2013/03/31

Un vétéran yankee du Jour J va retrouver un objet perdu sur les plages de la Normandie en juin 1944

Stéphane Lamache, directeur du Musée Airborne de Sainte-Mère-Eglise, se promène avec des amis dans les dunes d'Agon-Coutainville, un clair samedi de septembre 2012. Un morceau de métal affleure la surface.
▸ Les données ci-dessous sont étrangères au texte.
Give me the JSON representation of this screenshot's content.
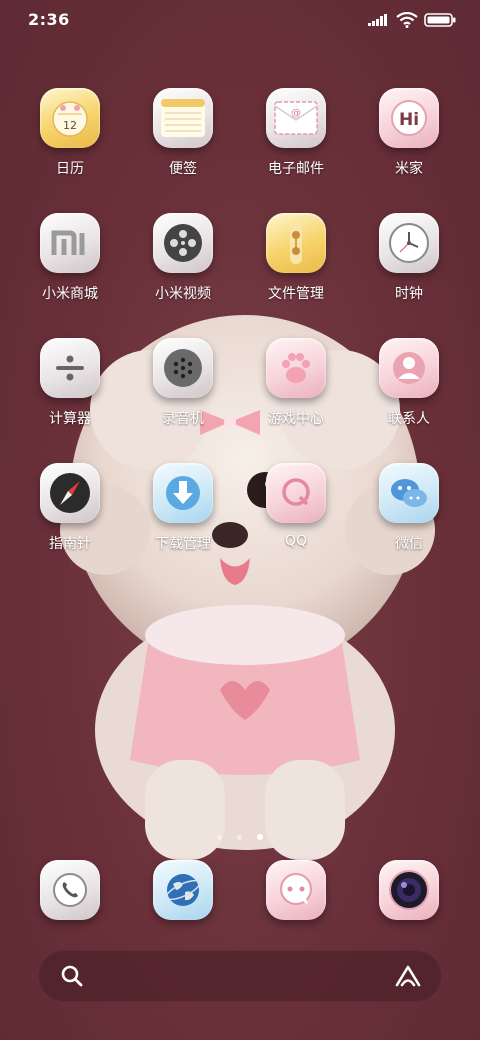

L'historien identifie immédiatement une Dog Tag, surnom donné à la plaque métallique d'identification que portaient autour du cou les soldats américains pendant le Débarquement.
Voilà ce qu'écrit Benoît Hopquin dans un article pour Le Monde depuis les plages du débarquement.
Y figurent un nom, James Kelson, et d'autres indications tels le groupe sanguin, la religion ou la personne à prévenir en cas de décès, une certaine Elsie Kelson, avec une adresse dans le district de Columbia, Washington DC.

De telles découvertes ne sont pas rares en Normandie dont le sol regorge encore d'objets militaires. En général, les collectionneurs les déposent sur une étagère ou les oublient dans un tiroir. En vrai spécialiste, Stéphane Lamache entame des recherches, consulte les bases de données américaines et retrouve la biographie partielle du soldat.
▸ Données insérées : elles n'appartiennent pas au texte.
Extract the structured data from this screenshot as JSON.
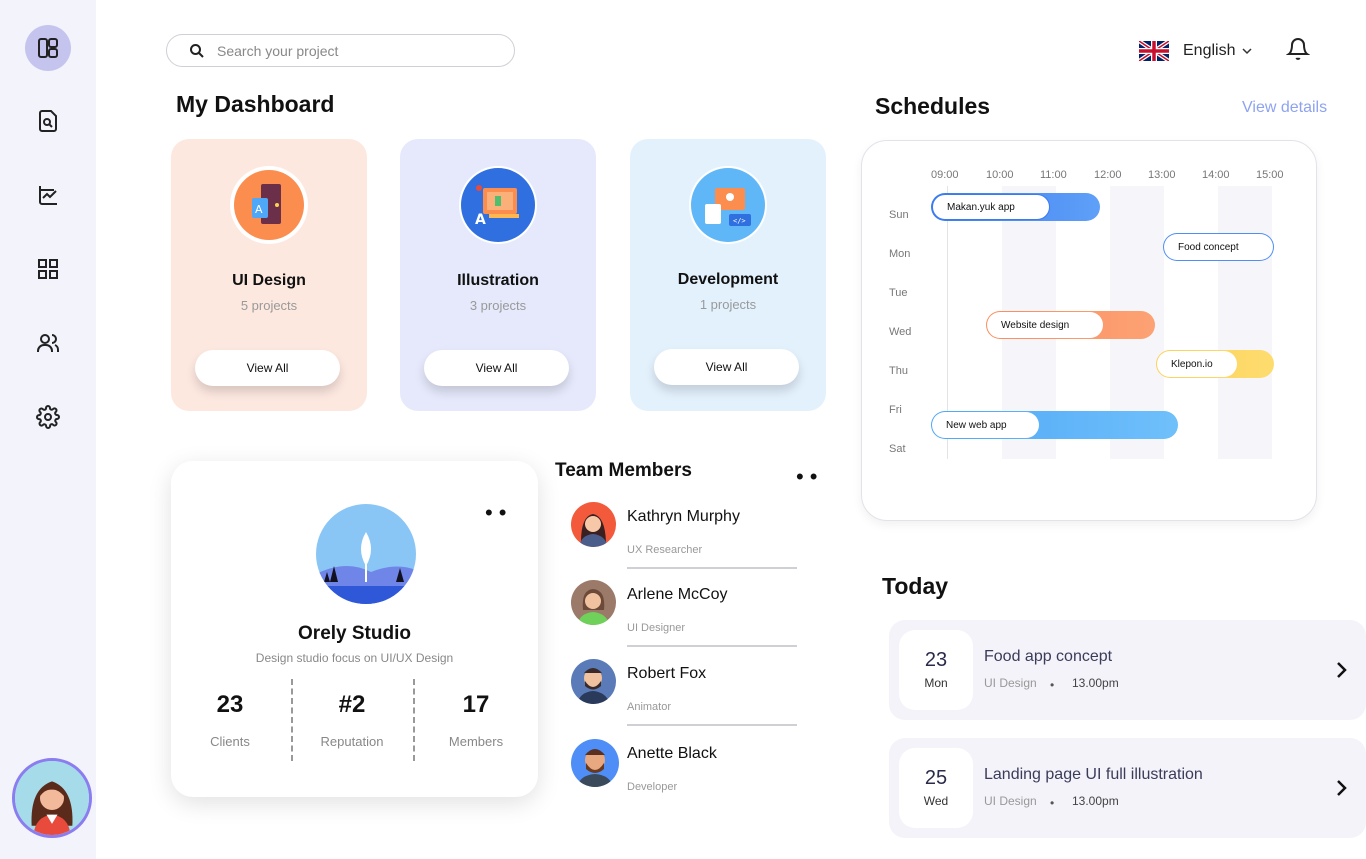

L'homme est né en 1921. C'est un Afro-Américain, un negro citizen, selon la dénomination de l'époque. Il a fait des petits boulots dans des restaurants, à bord de trains ou sur des bateaux à vapeur. Il a été enrôlé le 2 décembre 1942, a fait ses classes à Fort Myer, en Virginie, avant d'être envoyé en Angleterre puis de débarquer en France, fin juin 1944, à Omaha Beach. Comme la plupart des soldats noirs américains, en ces années de ségrégation, il n'était pas envoyé dans les unités combattantes mais versé dans l'intendance, en l'occurrence la blanchisserie de l'armée.

Les archives dévoilent ainsi la vie de l'homme. Mais rien sur sa mort. En consultant les registres de décès ou d'inhumation, Stéphane Lamache ne trouve aucun James Kelson qui corresponde. En désespoir de cause, il fait appel à un réseau de généalogistes aux Etats-Unis qui retrouvent la trace d'une fille, Joan. " Et là, elle nous annonce que son père est encore vivant ", raconte Stéphane Lamache. A 91 ans bien sonnés, le vétéran vit dans une maison de retraite à Washington DC.
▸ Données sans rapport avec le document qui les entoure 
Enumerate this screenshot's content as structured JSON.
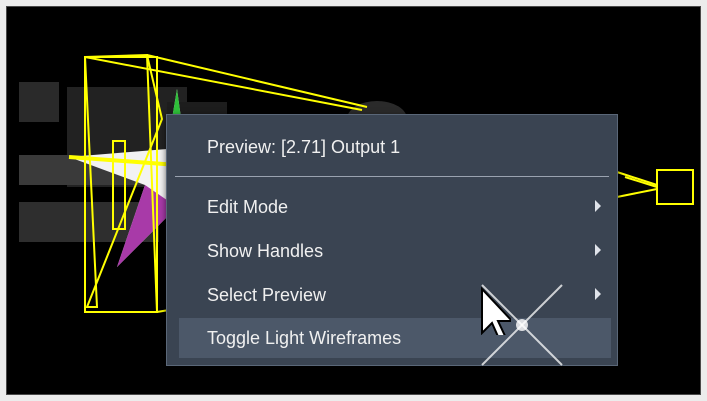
{
  "menu": {
    "title": "Preview: [2.71] Output 1",
    "items": [
      {
        "label": "Edit Mode",
        "submenu": true
      },
      {
        "label": "Show Handles",
        "submenu": true
      },
      {
        "label": "Select Preview",
        "submenu": true
      },
      {
        "label": "Toggle Light Wireframes",
        "submenu": false,
        "highlighted": true
      }
    ]
  },
  "icons": {
    "submenu_arrow": "chevron-right-icon",
    "cursor": "mouse-pointer-icon",
    "sparkle": "sparkle-highlight-icon"
  },
  "colors": {
    "wireframe": "#ffff00",
    "menu_bg": "#3a4452",
    "menu_hover": "#4c5869",
    "viewport_bg": "#000000"
  }
}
Antonin Dehays, un autre historien qui se trouve outre-Atlantique pour ses recherches, rencontre le vieil homme en janvier. James Kelson lui raconte son séjour en Angleterre puis en France. " J'ai rencontré beaucoup de Français, des gens bien. " Après avoir été stationné en Normandie, à Cherbourg et Valognes notamment, il a été affecté jusqu'à la fin de l'année 1944 à la surveillance de la frontière franco-belge puis a été envoyé au Japon. Il est revenu aux Etats-Unis en 1946 et a repris sa routine, comme manoeuvre dans le bâtiment. De la France, il a ramené quelques rudiments de la langue, notamment l'expression : " Comme ci, comme ça. "

Sa plaque ? James Kelson ne se souvient pas l'avoir perdue. Mais l'étourderie va être réparée. Stéphane Lamache a promis d'envoyer la Dog Tag à l'ancien soldat. Il recevra d'ici à quelques jours ce bout de rouille qui raconte une histoire à la fois banale et singulière, sortie de près de soixante-dix ans d'oubli par les mystères des sables de Normandie.